The BNDES is not merely a big bank. It is a machine able to offer tenor, scale, and cost no private competitor can reproduce, because it funds itself under a different logic and carries the State on its balance sheet. When that machine grows, the market does not merely lose share. It loses its reference. The subsidized rate stops being an exception and starts looking like the fair price; private credit, which must remunerate capital, risk, and liquidity, looks like usury. The comparison is politically useful and economically fraudulent.
Whoever has access to the BNDES does not buy only cheaper money. He buys time. Infrastructure projects, machinery purchases, and industrial expansion need long liabilities. The Brazilian banking system, funded largely by short obligations and protected by high spreads, rarely delivers that time without public support. The development bank fills a real gap. But by filling it alone, it reduces the incentive for private architecture to mature.
The result is a two-floor economy. On the upper floor, large groups have financial teams, institutional relationships, organized collateral, and the capacity to fit projects into the available lines. They negotiate tenor, grace, index, and participation. On the lower floor, the entrepreneur shows statements to the manager and receives a rate table. One side discusses structure. The other asks about limits. The official discourse calls both credit takers. It is like calling both a private jet and a bus line transportation.
The BNDES's countercyclical action in 2009 will demonstrate that the cost of credit is not a law of nature. When the creditor accepts longer tenors, uses adequate collateral, and receives funding support, the rate changes. But the popular interpretation will be wrong: they will say the State merely needs to charge less. It does not suffice. The State charges less because it can fund itself differently, accept lower returns, transfer risk to the taxpayer, and wait longer. The price is the consequence of an invisible architecture. Copying only the rate is copying the shadow and forgetting the object.
There is also a selection problem. Public credit tends to seek large projects because the cost of analysis is high and the political impact is measurable. A billion-real disbursement produces a headline, an inauguration, and a photograph. A thousand one-million operations demand systems, standardization, data, and distributed collection. The public bank can reach small companies through financial agents, but those agents still control the door. The subsidy crosses the institution and reaches the client carrying the same branch it intended to bypass.
I do not consider the BNDES an aberration. Countries that want long-term infrastructure must solve the mismatch between the tenor of the assets and the tenor of the financial system. The mistake lies in confusing the existence of a development bank with the necessary nonexistence of a development market. The State should use its capacity to create standards, absorb specific risks, build track records, and invite private capital. When it finances everything alone, it replaces the market instead of manufacturing it.
A healthy structure could use the BNDES as an anchor, not as the exclusive owner of the risk. The bank could take a subordinated tranche, guarantee defined events, or finance a share of the project, letting funds, insurers, and investors buy layers compatible with their mandates. The risk would be decomposed. The subsidy would be explicit. Private capital would learn to analyze. The project would gain a price curve.
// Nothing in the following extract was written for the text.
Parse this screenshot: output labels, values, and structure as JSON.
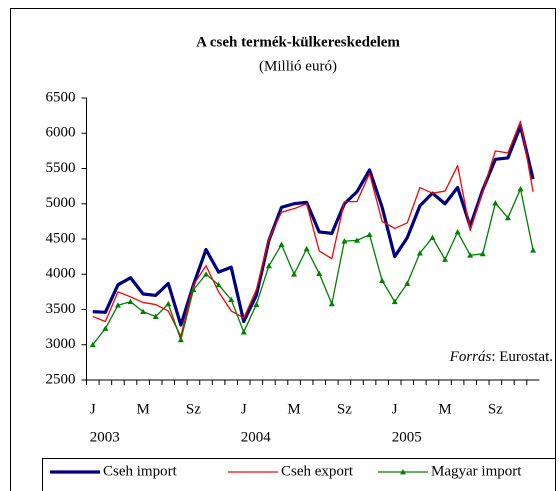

Instead, Brazilian practice frequently delivers a bilateral contract and calls the result development.
The entrepreneur without access learns the system's wrong answer. He concludes the problem is not knowing the right people, when the problem is often not presenting the right asset. His company mixes property, operations, receivables, inventory, and personal wealth. No flow is isolated, no collateral is prepared, no obligation has clear priority. The bank sees confusion and demands everything. The entrepreneur sees abuse and seeks influence. Both avoid the work of design.
The crisis offers an opportunity to change that. With private credit retracted, good assets become visible because they must explain why they deserve capital. Receivables from solid clients, supply contracts, productive properties, essential equipment, and recurring revenue can sustain specific operations. The corporate balance sheet stops being the only answer. It is possible to finance the flow instead of the surname, provided documentation and control are built.
My position in 2009 would be twofold. I would look for companies benefiting from legitimate access to long financing, especially where the liability allowed crossing the crisis without dilution and where the project produced real cash. But I would severely discount businesses whose competitive advantage was merely cheap public credit. Subsidy can increase profit without increasing productivity. When the source dries up, the multiple discovers that political capital was not economic capital.
In credit, I would seek private operations that competed on design, not nominal rate. Receivables funds with real subordination, granular portfolios, and originators retaining risk; project debentures with predictable contracts; financings secured by assets whose value did not depend on the same cycle threatening the debtor. I would avoid companies using short debt to finance long expansion merely because they expected state or bank renewal.
I would also watch infrastructure providers able to serve the lower floor: platforms for registration, portfolio analysis, collection, documentation, and distribution. The BNDES dominates because it can bear the cost of understanding complex operations. Technology can reduce that cost for smaller operations. The future of credit will not be merely more capital. It will be making it economically viable to analyze a small loan with the discipline of a large project.
The political risk is credit becoming an instrument for picking champions. The government always believes it recognizes the strategic sector before the market does, especially when it does not book the cost of error the same way. The chosen company grows, buys competitors, and attributes the expansion to managerial excellence. The taxpayer provides funding; the bank provides its seal; the market provides the valuation. Everyone looks like a genius until the leverage must be paid without official applause.
A mature credit policy should publish the subsidy, measure additionality, and demand that the operation create capacity that would not otherwise exist. If the borrower could finance himself normally, public money merely transfers income. If the project cannot attract any private capital even with construction risk mitigated, perhaps the problem is not the market's cowardice. It may be bad economics. The State is necessary to correct failures; not to declare every refusal a failure.
The BNDES's dominant presence will produce another effect: entrepreneurs will start treating access to credit as a competitive advantage. It should not be. Competitive advantage is producing better, distributing better, innovating, or operating at lower cost. Funding yourself below the competitor through institutional proximity is rent. It can enrich shareholders, but it impoverishes the country's reading. Misallocated capital does not disappear; it returns as lower productivity, higher public debt, or a future scandal.
Even so, it would be childish to wish the BNDES retreated now merely to teach the market discipline. In 2009, an abrupt withdrawal would deepen the contraction. The correct question is what gets built while the State occupies the space. If nothing is built, the next crisis will demand an even larger intervention. If standards, data, collateral, and investors are formed, the bank can reduce its presence without leaving a void.
The desirable design is a State that answers extreme fear but charges the market with the task of relearning to distinguish risks. The public guarantee should be a bridge, not an address. Subsidized funding should buy time, not dependence. The operation must remain standing when the BNDES leaves. Otherwise, we are not financing development; we are financing the inability to develop a market.
Whoever lacks the BNDES answers the fear alone. That sentence describes the problem, not the solution. The solution is allowing companies to present flows, collateral, and priorities so that other creditors can answer together. As long as the country offers architecture only to the upper floor, the cost of credit on the lower floor will keep looking like a moral punishment. It is not. It is the price of a structure that was never designed.
The State became the country's only structurer because the private market preferred the branch and politics preferred the disbursement. The crisis justified the scale. It will not justify the permanence. The true test of the BNDES will not be how much it lent in 2009, but how many markets will exist when it no longer needs to lend alone.